- Posted July 7, 2014 by
This iReport is part of an assignment:
Your immigration stories
Caribbean in our hearts, America our Home away from Home. Welcome to the United States
America the Beautiful - Caribbean in our hearts, America our Home away from Home. Welcome to the United States
In the early sixties, while the American landscape was fraught with the unrest of the Civil Rights Movement, witnessing to the assassinations of J Medger Evers, MalcolmX, Martin Luther King, President John F Kennedy and his brother Robert Kennedy, the sit down by Rosa Parks, there was public outcry for equality and justice for all. In the background, there was a group of Caribbean women who came to America disguised as maids.
Under an exchange program for US Visas and guarantees of legal entry to a United States for their spouses, children and immediate extended family, these women left their families, career jobs and their native lands to be the Servant Maid, for their sponsoring US families.
Many Caribbean immigrants, who are now US naturalized citizens, whose children wear titles of professorial academia, legal brains, military leaders, political heads, and have been acclimated into every thread of being American by birth, owe a tremendous debt of honor and gratitude to our women of courage and inimitable strength and grace.
On July 4th 2014, a gathering of family celebrated Independence Day on our US home soil. The meaning of the celebration was captured through the vivacious voices of the youngest generation of citizens.
While in the backdrop, just like it was in the early 70s, was my sister, Margaret Rose and her husband Raymond Gonzales. With their offspring Colin, a son, who holds on to his Trinidad and Tobago heritage with both the sharp and brutal edge of sword and separation; and their daughter Rayanne, a promising artist singer, and their grand daughter, Paloma, our family and friends united in the ritual of Independence day celebration
Margaret Rose left Trinidad in the late sixties. Her husband Raymond and their three year old son, Colin were left behind.
As the nanny for the American family, Maggie, cleaned, washed, cooked, and cared for the dogs of the American family. By her being their maid, Maggie secured a place for the dream to be an American for each member of our family.
For her cold winters away from home and all alone in a strange country, she weathered the misery of the disenfranchised. When she was joined by her husband and son, they forged a future out of the perils of displacement.
In Virginia, one of the first encounters of life as a US resident was the cultural traumatization imposed on a Caribbean born 5 yr old male with a light skinned complexion. The definition of race became a caustic human drama for a migrant family. To this day, the psychological wounds inflicted by taunts of bullies and marked acts of racism; a young man's life is emotionally and mentally scarred with shattered memories.

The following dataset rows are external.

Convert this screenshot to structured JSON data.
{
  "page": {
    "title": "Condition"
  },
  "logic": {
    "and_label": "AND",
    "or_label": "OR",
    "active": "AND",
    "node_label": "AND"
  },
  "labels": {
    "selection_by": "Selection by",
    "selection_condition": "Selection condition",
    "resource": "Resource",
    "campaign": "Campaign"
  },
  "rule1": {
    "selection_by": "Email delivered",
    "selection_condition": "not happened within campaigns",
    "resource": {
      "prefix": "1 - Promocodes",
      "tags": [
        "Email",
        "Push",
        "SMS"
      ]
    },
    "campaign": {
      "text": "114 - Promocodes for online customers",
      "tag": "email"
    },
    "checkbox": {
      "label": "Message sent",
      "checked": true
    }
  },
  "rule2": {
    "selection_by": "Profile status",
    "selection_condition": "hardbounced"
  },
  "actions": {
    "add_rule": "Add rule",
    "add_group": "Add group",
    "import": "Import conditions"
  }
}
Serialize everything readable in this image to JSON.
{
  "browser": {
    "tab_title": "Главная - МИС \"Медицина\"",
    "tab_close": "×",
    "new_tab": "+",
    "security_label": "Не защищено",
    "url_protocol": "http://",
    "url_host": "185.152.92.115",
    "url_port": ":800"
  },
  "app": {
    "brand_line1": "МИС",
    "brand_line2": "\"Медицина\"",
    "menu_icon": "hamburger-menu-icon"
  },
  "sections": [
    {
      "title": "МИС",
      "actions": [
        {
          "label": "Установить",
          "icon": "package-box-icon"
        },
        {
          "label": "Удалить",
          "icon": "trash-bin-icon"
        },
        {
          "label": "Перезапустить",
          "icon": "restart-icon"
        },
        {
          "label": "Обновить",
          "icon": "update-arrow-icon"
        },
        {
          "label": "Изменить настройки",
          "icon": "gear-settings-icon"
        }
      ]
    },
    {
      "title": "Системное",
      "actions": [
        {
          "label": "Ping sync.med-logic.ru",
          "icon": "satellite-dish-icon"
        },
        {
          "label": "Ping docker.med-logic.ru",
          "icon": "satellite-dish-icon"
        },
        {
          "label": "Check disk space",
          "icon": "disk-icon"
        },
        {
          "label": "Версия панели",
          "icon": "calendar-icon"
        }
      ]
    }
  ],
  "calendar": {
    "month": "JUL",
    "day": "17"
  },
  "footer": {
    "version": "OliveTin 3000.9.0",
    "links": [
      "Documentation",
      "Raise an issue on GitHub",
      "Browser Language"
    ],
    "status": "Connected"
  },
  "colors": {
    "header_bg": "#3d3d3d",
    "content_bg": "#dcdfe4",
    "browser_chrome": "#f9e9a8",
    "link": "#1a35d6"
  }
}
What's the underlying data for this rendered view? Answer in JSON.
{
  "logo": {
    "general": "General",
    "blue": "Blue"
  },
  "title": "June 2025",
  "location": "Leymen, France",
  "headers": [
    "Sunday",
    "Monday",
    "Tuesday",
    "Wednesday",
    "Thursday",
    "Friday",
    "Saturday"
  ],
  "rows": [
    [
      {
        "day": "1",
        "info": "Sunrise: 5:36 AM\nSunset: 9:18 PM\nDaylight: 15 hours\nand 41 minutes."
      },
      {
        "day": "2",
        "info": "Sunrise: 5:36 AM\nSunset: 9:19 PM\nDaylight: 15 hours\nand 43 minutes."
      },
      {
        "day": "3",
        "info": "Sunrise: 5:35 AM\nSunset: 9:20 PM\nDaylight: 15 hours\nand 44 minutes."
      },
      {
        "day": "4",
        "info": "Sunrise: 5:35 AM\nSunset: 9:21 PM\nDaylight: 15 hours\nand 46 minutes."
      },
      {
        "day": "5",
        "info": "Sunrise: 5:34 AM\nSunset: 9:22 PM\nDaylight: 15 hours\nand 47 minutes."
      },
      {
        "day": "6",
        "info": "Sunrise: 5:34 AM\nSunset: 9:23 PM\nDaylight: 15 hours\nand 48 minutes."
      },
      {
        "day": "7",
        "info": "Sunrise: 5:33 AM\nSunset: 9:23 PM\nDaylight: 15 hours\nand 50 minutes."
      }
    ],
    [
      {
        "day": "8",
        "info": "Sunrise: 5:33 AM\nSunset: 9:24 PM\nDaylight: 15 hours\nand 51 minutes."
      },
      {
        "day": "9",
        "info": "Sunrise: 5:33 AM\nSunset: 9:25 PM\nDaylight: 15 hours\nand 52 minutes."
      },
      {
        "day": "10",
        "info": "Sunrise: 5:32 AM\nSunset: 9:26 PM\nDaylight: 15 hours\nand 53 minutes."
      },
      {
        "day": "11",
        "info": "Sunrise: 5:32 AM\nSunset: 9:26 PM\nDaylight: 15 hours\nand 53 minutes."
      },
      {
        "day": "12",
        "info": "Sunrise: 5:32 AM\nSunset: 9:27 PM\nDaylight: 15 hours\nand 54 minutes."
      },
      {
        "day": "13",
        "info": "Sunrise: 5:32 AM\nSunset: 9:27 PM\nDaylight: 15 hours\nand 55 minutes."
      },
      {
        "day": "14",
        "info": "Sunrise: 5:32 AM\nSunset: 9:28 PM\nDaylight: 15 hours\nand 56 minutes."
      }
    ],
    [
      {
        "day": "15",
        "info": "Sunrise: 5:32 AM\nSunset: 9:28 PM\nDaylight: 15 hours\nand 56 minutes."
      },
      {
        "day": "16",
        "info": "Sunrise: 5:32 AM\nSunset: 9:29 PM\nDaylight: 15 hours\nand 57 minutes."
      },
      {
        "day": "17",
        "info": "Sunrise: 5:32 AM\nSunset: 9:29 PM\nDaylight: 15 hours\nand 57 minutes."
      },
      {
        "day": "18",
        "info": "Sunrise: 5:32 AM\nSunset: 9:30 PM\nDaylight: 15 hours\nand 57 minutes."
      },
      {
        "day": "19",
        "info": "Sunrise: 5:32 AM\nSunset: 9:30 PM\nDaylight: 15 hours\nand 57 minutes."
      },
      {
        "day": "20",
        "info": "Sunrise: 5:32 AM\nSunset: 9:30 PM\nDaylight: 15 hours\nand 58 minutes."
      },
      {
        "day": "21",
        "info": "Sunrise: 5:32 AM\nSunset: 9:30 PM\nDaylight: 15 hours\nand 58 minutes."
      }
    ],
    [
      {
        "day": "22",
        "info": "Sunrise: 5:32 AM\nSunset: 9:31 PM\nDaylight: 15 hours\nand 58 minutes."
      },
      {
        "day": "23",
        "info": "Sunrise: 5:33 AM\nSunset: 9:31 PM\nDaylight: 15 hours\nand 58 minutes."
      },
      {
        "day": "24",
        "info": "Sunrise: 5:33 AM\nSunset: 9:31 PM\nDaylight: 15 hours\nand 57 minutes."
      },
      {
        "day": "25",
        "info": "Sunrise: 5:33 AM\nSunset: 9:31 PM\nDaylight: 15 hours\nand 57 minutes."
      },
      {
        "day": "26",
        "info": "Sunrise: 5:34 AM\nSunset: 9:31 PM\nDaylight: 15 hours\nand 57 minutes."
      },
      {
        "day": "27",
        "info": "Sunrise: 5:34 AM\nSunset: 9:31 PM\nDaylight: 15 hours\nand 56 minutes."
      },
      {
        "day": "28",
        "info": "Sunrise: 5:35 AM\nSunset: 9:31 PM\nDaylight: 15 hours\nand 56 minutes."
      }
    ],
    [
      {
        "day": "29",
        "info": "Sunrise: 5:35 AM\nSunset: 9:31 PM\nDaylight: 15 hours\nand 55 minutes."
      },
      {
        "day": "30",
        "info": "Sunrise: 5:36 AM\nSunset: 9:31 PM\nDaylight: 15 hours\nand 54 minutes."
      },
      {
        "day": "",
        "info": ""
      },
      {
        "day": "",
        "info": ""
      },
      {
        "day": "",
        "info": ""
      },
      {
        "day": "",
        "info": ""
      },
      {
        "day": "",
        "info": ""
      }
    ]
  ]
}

So on July 4th 2014, we listen to the background music of our Caribbean Queen of Calypso, Calypso Rose, playing "Give me More Tempo." A selection of music reminiscent of the times remembered for Colin to celebrate his Trini beginnings, his early childhood.
Paloma, the young US citizen, daughter of Rayanne, embodies the joy of festive celebration and pride. With her Salvadorean, Papi Antonio, Paloma feasts in the company of cousins. She indulges our palette with the tastes of Trinidad Callaloo. In her garden of corn, beans and ochroes, she tells the recipe of making our Trinidad and Tobago callaloo with ochroes. "It is delice" says Paloma.
This home in Virginia is where our families have stopped over in our landing to become Americans. We have been housed and fed. At 82 years, the family patriarch, Raymond attends to the grill, and tempers the food dishes with his entertaining humor.
Mags, has been plagued with the torments of aging. Her knees are not as strong. But still she wobbles with erect gait and lusty energy. Taking care of all the family fixings, ensuring that the call to Cols is made to ensure he is in a good place, and giving the gentle reminders to get ready to come by for the July 4th celebration are her living bible demonstrations.
As the blessing was said, we were reminded to be America the Beautiful. Colin recalled the Nationals, and the Naturalized. We remembered the many that are at risk at US borders hoping for successful entry.
Then in spontaneous chorus, Rayanne, her cousin Tonya, cousin Collice and little Paloma, looked toward the red, white and blue flags blowing at the front yard, and sang:
Oh, say can you see by the dawn's early light
What so proudly we hailed at the twilight's last gleaming?
Whose broad stripes and bright stars thru the perilous fight,
O'er the ramparts we watched were so gallantly streaming?
And the rocket's red glare, the bombs bursting in air,
Gave proof through the night that our flag was still there.
Oh, say does that star-spangled banner yet wave
O'er the land of the free and the home of the brave?